If you’re planning to join me for the planemaking class at Lost Art Press in July, don’t forget that registration opens for the class tomorrow at 9am.
You can register here.
Whether or not you can make the class, I wanted to share a little about the class, the materials, and what I’ve learned about planemaking in general.
The planes that we will be making in class are a hybrid between the look of 18th-19th century British and American fore planes, and the construction techniques popularized last century by James Krenov. This hybrid style has most recently been brought to the fore by Richard Maguire in this wonderful video series.
They are built by slicing one blank down into a center body and two cheeks, cutting out the bed angles and then gluing it all back together. Although there are some tricky bits along the way, they really are that simple, and that’s what makes them so appealing to me. They lack some of the visual flourish of mortised planes around the cheeks, but they make up for it with an uncanny elegance that I’ve fallen in love with.
There are more detailed reasons I like this design, but that’s another post.
It all starts with the right wood, and for this design, that wood is beech. It is true that planes can be made from all manner of hard woods, but much of the traditional look and feel of a Western wooden plane comes from that solid hunk of beech faceted in just the right ways.
Beech is fun to work and wears well. It has just the right amount of warmth and smoothness in the hand and it takes embellishment well. The beech we will be using for this class is European beach, that is being sourced for us by Dan Schwank at Red Rose Reproductions. Dan is a master plane maker in his own right, and he will be providing the quartersawn blanks cut to his exacting specifications. The beech for both of the planes I have built over the past few months has come from Dan, and I’m excited to have him on board.
If you can’t make the class, but want to build a plane, Dan is a great source for billets. He also sells irons and cap irons.

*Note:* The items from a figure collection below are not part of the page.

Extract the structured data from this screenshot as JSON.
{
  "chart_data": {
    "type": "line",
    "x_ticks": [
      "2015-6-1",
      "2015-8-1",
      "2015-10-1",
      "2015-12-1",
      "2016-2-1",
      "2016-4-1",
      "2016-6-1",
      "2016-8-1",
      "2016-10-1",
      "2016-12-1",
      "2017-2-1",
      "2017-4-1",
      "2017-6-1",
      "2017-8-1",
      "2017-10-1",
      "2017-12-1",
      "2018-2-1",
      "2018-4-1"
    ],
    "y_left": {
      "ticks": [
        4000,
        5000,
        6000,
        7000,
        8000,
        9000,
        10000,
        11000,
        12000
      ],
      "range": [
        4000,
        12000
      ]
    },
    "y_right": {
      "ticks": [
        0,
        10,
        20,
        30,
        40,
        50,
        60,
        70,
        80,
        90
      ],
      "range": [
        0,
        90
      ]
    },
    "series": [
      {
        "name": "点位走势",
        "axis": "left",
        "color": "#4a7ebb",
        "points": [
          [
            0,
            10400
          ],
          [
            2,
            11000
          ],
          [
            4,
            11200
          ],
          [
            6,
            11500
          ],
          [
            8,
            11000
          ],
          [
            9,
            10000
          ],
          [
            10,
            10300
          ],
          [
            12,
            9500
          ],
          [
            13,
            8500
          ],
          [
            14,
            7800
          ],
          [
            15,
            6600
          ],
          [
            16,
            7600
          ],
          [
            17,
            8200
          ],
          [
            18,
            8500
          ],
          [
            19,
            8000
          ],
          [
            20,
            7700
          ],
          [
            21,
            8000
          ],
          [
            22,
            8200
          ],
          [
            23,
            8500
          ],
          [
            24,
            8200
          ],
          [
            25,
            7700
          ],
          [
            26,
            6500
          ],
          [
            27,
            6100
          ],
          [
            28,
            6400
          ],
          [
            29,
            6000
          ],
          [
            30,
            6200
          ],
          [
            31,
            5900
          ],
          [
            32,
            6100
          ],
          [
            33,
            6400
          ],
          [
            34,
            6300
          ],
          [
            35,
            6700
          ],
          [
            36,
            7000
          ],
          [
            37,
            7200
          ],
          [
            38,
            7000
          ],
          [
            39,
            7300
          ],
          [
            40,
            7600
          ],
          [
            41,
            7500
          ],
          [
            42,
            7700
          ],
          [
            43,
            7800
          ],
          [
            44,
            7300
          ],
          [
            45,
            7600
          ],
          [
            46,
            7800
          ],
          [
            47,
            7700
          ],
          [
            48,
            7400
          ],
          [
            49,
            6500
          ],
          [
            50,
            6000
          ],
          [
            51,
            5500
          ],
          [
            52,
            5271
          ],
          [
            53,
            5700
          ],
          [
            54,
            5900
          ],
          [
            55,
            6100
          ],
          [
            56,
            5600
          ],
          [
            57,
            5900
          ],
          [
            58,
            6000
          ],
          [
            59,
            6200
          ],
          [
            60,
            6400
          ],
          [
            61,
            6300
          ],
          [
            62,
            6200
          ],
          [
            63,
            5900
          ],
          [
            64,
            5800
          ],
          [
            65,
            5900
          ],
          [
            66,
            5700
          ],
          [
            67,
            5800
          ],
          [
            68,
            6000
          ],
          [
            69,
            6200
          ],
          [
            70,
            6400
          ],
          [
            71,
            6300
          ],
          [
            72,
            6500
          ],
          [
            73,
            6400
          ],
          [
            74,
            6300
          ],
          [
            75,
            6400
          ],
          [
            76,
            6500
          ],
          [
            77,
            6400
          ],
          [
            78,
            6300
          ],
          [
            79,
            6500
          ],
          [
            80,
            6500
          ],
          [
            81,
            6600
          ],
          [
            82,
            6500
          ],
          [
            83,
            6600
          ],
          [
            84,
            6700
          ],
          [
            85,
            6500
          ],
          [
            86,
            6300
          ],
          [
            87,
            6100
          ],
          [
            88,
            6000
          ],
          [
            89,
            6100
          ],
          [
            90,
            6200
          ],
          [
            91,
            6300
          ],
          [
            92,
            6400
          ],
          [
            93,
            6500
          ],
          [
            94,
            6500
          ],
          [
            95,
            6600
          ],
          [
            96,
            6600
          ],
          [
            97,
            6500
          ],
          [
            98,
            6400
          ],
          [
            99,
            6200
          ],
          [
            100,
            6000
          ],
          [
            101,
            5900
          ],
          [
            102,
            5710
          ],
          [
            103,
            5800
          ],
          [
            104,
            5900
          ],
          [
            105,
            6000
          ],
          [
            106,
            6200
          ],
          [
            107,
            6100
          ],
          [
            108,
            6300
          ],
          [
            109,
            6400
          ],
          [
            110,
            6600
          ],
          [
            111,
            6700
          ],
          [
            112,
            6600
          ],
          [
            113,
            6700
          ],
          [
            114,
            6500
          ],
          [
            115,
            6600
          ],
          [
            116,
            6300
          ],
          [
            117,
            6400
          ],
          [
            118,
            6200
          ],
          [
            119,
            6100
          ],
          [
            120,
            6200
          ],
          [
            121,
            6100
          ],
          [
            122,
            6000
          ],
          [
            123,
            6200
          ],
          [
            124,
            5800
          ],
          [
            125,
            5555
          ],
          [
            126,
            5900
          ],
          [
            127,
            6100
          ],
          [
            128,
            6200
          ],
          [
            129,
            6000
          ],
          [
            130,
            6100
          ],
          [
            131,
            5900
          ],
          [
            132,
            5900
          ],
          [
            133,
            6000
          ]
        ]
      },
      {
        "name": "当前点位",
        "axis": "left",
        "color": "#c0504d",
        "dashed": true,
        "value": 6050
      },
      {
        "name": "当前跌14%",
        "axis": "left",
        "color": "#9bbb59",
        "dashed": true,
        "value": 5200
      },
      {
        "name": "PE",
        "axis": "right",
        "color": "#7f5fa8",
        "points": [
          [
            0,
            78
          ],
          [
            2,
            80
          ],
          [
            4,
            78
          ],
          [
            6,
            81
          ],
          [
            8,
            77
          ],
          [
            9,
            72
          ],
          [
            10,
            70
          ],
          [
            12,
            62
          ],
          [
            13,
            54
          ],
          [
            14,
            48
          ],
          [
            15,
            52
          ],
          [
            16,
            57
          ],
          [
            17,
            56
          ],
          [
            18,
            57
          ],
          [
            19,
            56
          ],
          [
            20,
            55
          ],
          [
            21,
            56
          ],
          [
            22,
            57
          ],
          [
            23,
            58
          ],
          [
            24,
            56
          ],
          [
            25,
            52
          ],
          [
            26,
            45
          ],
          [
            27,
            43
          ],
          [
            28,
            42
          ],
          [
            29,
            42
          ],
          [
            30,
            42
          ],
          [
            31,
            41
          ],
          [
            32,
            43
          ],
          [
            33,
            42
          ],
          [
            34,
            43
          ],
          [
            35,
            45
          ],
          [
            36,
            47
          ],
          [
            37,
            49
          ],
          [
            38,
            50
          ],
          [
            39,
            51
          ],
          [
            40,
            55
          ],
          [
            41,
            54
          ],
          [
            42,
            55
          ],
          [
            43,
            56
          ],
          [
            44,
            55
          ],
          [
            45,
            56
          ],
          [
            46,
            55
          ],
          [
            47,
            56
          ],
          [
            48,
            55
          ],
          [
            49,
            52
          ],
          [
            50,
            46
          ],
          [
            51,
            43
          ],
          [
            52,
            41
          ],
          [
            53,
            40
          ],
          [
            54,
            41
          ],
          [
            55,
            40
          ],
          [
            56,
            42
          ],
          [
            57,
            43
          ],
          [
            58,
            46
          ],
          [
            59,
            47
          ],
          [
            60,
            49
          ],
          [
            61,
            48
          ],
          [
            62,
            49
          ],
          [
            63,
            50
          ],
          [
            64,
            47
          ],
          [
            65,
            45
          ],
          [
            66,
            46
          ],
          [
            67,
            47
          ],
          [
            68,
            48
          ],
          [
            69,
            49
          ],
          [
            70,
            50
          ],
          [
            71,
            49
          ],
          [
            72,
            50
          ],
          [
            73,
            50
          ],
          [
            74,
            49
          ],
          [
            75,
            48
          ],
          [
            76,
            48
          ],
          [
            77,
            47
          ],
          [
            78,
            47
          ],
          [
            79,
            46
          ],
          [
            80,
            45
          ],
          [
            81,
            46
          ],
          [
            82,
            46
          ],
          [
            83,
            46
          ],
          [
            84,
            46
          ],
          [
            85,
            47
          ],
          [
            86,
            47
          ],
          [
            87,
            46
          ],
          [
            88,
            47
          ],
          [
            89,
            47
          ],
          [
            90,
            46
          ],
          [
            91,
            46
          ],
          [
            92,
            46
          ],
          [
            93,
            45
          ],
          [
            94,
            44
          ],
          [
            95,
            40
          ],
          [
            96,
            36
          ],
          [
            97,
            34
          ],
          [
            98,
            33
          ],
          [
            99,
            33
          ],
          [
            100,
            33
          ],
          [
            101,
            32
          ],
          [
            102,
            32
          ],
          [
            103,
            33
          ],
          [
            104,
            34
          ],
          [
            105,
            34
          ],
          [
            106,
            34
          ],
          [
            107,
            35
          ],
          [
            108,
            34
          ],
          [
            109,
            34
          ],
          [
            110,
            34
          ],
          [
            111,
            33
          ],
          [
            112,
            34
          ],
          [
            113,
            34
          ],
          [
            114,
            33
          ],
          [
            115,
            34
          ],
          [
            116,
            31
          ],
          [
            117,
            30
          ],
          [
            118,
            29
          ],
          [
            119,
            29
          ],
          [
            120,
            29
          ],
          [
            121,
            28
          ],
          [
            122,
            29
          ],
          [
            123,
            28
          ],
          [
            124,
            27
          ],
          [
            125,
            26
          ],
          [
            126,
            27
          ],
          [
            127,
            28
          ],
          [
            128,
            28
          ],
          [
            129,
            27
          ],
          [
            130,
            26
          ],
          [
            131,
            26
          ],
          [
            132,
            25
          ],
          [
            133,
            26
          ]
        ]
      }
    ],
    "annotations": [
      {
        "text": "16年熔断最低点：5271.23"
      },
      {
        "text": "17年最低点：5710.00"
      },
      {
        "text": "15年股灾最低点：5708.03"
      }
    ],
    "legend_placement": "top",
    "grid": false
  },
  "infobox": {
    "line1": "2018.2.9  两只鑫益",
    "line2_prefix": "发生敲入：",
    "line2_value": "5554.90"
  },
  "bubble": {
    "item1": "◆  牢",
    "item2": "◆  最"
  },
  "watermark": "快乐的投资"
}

For the class in July, students will be provided with 2″ blades and chipbreakers from Lee Valley / Veritas. These are excellent blades, but the real issue for us is cost and time. These blades come lapped to an incredible degree of flatness on the back that will eliminate some troubleshooting and be a real time saver in class. I’ve used these in my builds and they’re excellent. I might almost say they’re my favorite modern blades.
That’s where your $115 materials fee goes if you register for the class. All of the other supplies and fees and come out of the registration fee of $250 which we tried to keep as reasonable as possible. It’s a long trip for me (600 miles door-to-door) and the class fees help to offset travel expenses. I know that this will be an investment for anyone who comes, and I want to honor that by sending you home not just with a working plane, but with a working knowledge of how to make more and a love for these beautiful tools.